Não foi isso o que eu ouvi dizer, pensara Erikki. Mas se manteve calado. Não me compete julgar o que aconteceu ou o que acontecerá aqui.
Durante todo o domingo houve interferência na transmissão da BBC e da Voz da América, o que não era incomum. A Rádio de Moscou estava alta e clara, como sempre, e a Rádio Iramana Livre que transmitia até Tbilisi, ao norte da fronteira, também estava alta e clara como sempre. Suas transmissões em farsi e em inglês falavam em revolta geral contra "o governo ilegal de Bakhtiar, contra o xá e seus patrões americanos, comandados pelo intrigante e mentiroso presidente Carter. Hoje Bakhtiar tentou obter as boas graças do povo cancelando um total de 13 bilhões de dólares de contratos militares ilegais impostos ao país pelo recém-deposto xá: oito bilhões de dólares com os Estados Unidos, contratos para a compra de tanques centuriões dos ingleses, no valor de dos bilhões e trezentos milhões de dólares, mais dois reatores nucleares franceses, e um da Alemanha, no valor de dois bilhões e setecentos milhões de dólares. Esta notícia colocou em pânico os líderes ocidentais e, sem dúvida, levará a uma merecida crise nas bolsas de valores capitalistas..."
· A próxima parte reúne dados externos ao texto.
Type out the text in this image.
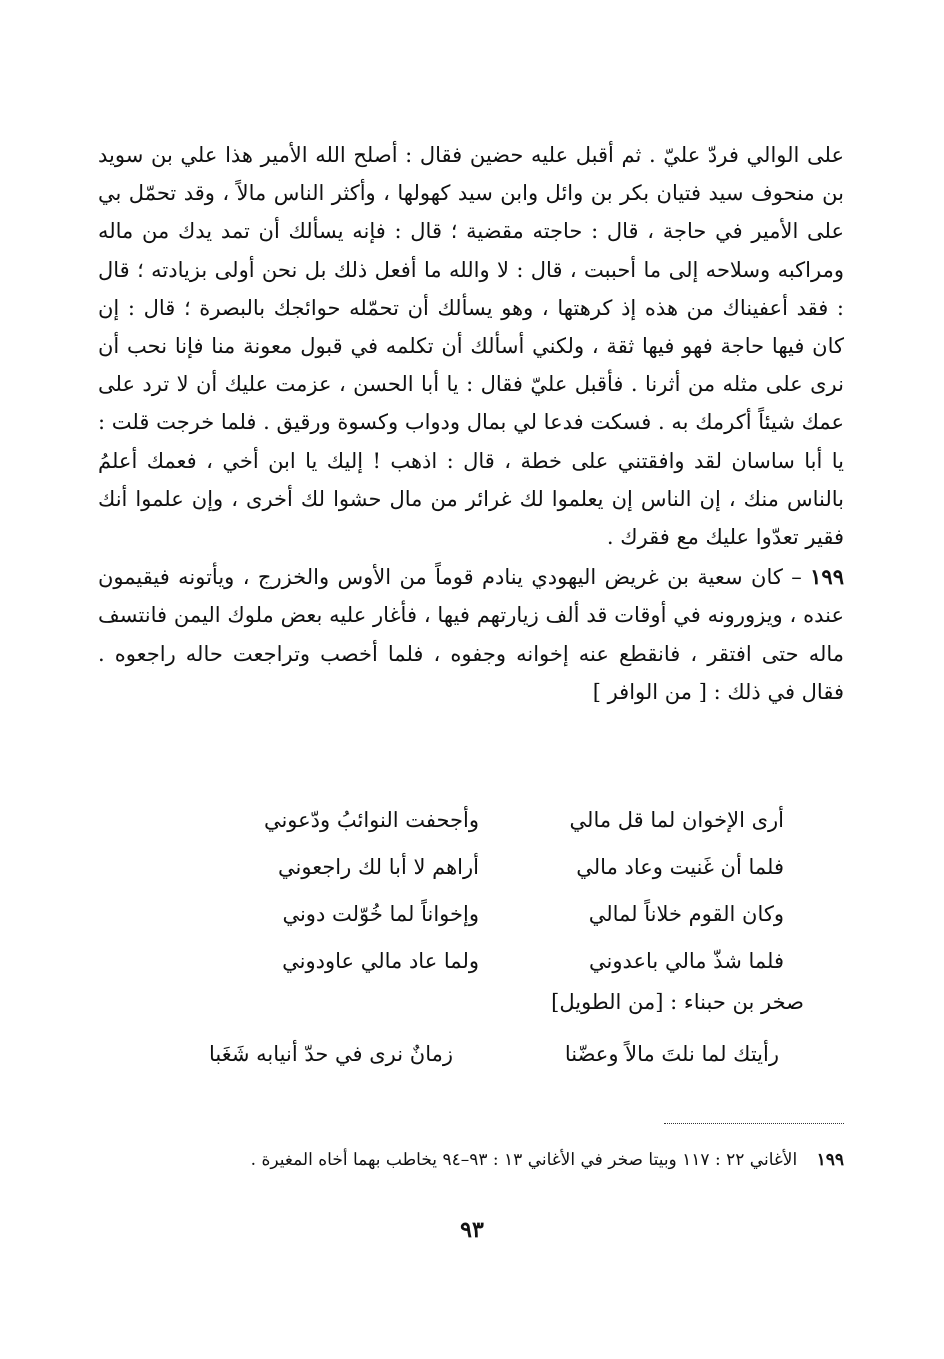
على الوالي فردّ عليّ . ثم أقبل عليه حضين فقال : أصلح الله الأمير هذا علي بن سويد بن منحوف سيد فتيان بكر بن وائل وابن سيد كهولها ، وأكثر الناس مالاً ، وقد تحمّل بي على الأمير في حاجة ، قال : حاجته مقضية ؛ قال : فإنه يسألك أن تمد يدك من ماله ومراكبه وسلاحه إلى ما أحببت ، قال : لا والله ما أفعل ذلك بل نحن أولى بزيادته ؛ قال : فقد أعفيناك من هذه إذ كرهتها ، وهو يسألك أن تحمّله حوائجك بالبصرة ؛ قال : إن كان فيها حاجة فهو فيها ثقة ، ولكني أسألك أن تكلمه في قبول معونة منا فإنا نحب أن نرى على مثله من أثرنا . فأقبل عليّ فقال : يا أبا الحسن ، عزمت عليك أن لا ترد على عمك شيئاً أكرمك به . فسكت فدعا لي بمال ودواب وكسوة ورقيق . فلما خرجت قلت : يا أبا ساسان لقد وافقتني على خطة ، قال : اذهب ! إليك يا ابن أخي ، فعمك أعلمُ بالناس منك ، إن الناس إن يعلموا لك غرائر من مال حشوا لك أخرى ، وإن علموا أنك فقير تعدّوا عليك مع فقرك .

١٩٩ – كان سعية بن غريض اليهودي ينادم قوماً من الأوس والخزرج ، ويأتونه فيقيمون عنده ، ويزورونه في أوقات قد ألف زيارتهم فيها ، فأغار عليه بعض ملوك اليمن فانتسف ماله حتى افتقر ، فانقطع عنه إخوانه وجفوه ، فلما أخصب وتراجعت حاله راجعوه . فقال في ذلك : [ من الوافر ]

أرى الإخوان لما قل مالي
وأجحفت النوائبُ ودّعوني
فلما أن غَنيت وعاد مالي
أراهم لا أبا لك راجعوني
وكان القوم خلاناً لمالي
وإخواناً لما خُوّلت دوني
فلما شذّ مالي باعدوني
ولما عاد مالي عاودوني
صخر بن حبناء : [من الطويل]
رأيتك لما نلتَ مالاً وعضّنا
زمانٌ نرى في حدّ أنيابه شَغَبا
١٩٩ الأغاني ٢٢ : ١١٧ وبيتا صخر في الأغاني ١٣ : ٩٣–٩٤ يخاطب بهما أخاه المغيرة .
٩٣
— Perdoe-me por perguntar, pai, mas o Ocidente vai falir? — perguntara Azadeh.
— Não desta vez — respondera o khan e Erikki viu seu rosto ficar mais frio. — A menos que os soviéticos decidam que chegou a hora de suspender o pagamento dos oitenta bilhões de dólares que devem aos bancos ocidentais, e até a alguns bancos orientais. — Ele rira sardonicamente, brincando com o fio de pérolas que usava em volta do pescoço. — É claro que os agiotas orientais são muito mais espertos; pelo menos não são tão gananciosos. Emprestam criteriosamente e exigem garantias e não acreditam em ninguém, muito menos no mito da 'caridade cristã'. — Todo mundo sabia que os Gorgons eram donos de enormes propriedades no Azerbeijão, terra rica em petróleo, de grande parte da Madeira Iraniana, de propriedades costeiras no mar Cáspio, da maior parte do bazar de Tabriz e da maioria dos bancos comerciais de lá.
Erikki lembrou-se dos boatos que ouvira sobre Abdullah Khan quando estava tentando conseguir permissão para se casar com Azadeh, sobre seu pão-durismo e sua falta de compaixão nos negócios: "Um caminho rápido para o paraíso ou para o inferno é dever um rial a Abdullah, o Cruel, não pagar invocando pobreza e ficar em Azerbeijão.
— Pai, permita-me perguntar, o cancelamento de tantos contratos vai causar prejuízos, não vai?
— Não, você não tem permissão para perguntar. Você já fez perguntas demais para um dia. Uma mulher deve refrear a língua e ouvir. Você pode sair agora.
Imediatamente, ela se desculpou pelo seu erro e saiu obedientemente.
— Com licença.
Erikki também se levantou para sair, mas o khan o fez parar.
— Eu ainda não lhe dei licença para sair. Sente-se. Agora, por que você está com medo de um único soviético?
— Não estou com medo dele, mas do sistema. Aquele homem tem que ser da KGB.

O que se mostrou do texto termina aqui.